It didn't take long to put my survival skills in practice. Thursday I was scheduled to fly.
The supervisor and I were flying to the mountain top after we dropped off Bob Zook and our other tech, Ron Hayes at Lake Bonney.
Approaching Lake Bonney (Thatís the helicopter blade at the top).
I'll let the rest of these speak for themselves.
The Lake Bonney Field Camp
As we neared the mountain top, the wind was too gusty, and the pilot was not able to use the normal helispot. Down the ridge he was able to get in, but it meant we had a 200 vertical foot climb to the site over a 1/4 mile in scree, and snow. Wouldn't have been bad, except that we had about 200 pounds of batteries, radios and antennas to carry up there.
We made first two trips carrying one of the two batteries each time. It was a clear day in the area, but the wind was blowing about 30 miles per hour. (We were flying in a bell 212, so it handled the wind quite well). The air temperature was about -10 F so the wind chill was in the brisk category!
It took us about three hours to finish the job. The helicopter arrived a little early to pick us up, and we had to hussle down the hill to catch our ride, so I didn't get a chance to take any photos from the top. It was beautiful!
The AStar picked us up, and took us to Marble Point. Marble is a refueling and staging station about 50 miles from McMurdo. The batteries went dead on the trip to Marble, and it was a little crowded inside the helicopter to fish out my spares.
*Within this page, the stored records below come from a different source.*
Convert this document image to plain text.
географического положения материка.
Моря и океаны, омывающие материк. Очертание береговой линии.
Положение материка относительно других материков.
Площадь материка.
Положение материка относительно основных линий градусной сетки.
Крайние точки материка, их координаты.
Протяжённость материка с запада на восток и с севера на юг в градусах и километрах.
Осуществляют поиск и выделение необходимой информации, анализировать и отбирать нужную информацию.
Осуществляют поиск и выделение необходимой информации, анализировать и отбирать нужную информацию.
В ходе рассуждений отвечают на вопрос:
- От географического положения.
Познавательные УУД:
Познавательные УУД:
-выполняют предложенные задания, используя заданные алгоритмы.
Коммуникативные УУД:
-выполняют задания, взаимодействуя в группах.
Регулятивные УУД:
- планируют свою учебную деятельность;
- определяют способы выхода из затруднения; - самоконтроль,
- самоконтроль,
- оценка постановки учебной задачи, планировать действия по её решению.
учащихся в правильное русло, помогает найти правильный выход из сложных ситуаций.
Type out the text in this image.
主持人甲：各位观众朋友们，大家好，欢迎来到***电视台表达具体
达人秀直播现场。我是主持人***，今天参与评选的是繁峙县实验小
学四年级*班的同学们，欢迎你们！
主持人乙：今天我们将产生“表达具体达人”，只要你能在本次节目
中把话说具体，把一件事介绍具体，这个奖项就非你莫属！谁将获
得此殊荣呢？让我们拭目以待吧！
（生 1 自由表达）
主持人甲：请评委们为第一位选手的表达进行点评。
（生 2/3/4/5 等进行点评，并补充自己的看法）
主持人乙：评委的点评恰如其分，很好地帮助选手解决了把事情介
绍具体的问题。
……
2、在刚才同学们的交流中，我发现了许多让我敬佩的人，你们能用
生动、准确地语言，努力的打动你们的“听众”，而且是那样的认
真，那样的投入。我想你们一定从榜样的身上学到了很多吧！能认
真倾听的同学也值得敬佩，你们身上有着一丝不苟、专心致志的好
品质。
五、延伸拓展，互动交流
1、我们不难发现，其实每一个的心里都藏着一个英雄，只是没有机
Marble point is always staffed by a camp manager, and a cook, so we got a chance to warm up a little with a late hot lunch, and a great piece of apple pie. We had a couple of short projects there, and after the AStar brought Ron, and Bob down from the field camp, we were back in the 212 for the 40 minute trip back to McMurdo.
I was shooting through the helicopter window, so you might notice the scratches
A full day, but it was good to get back to town.
All in all, it was a good day, and I slept well that night. Burned just a few calories that day!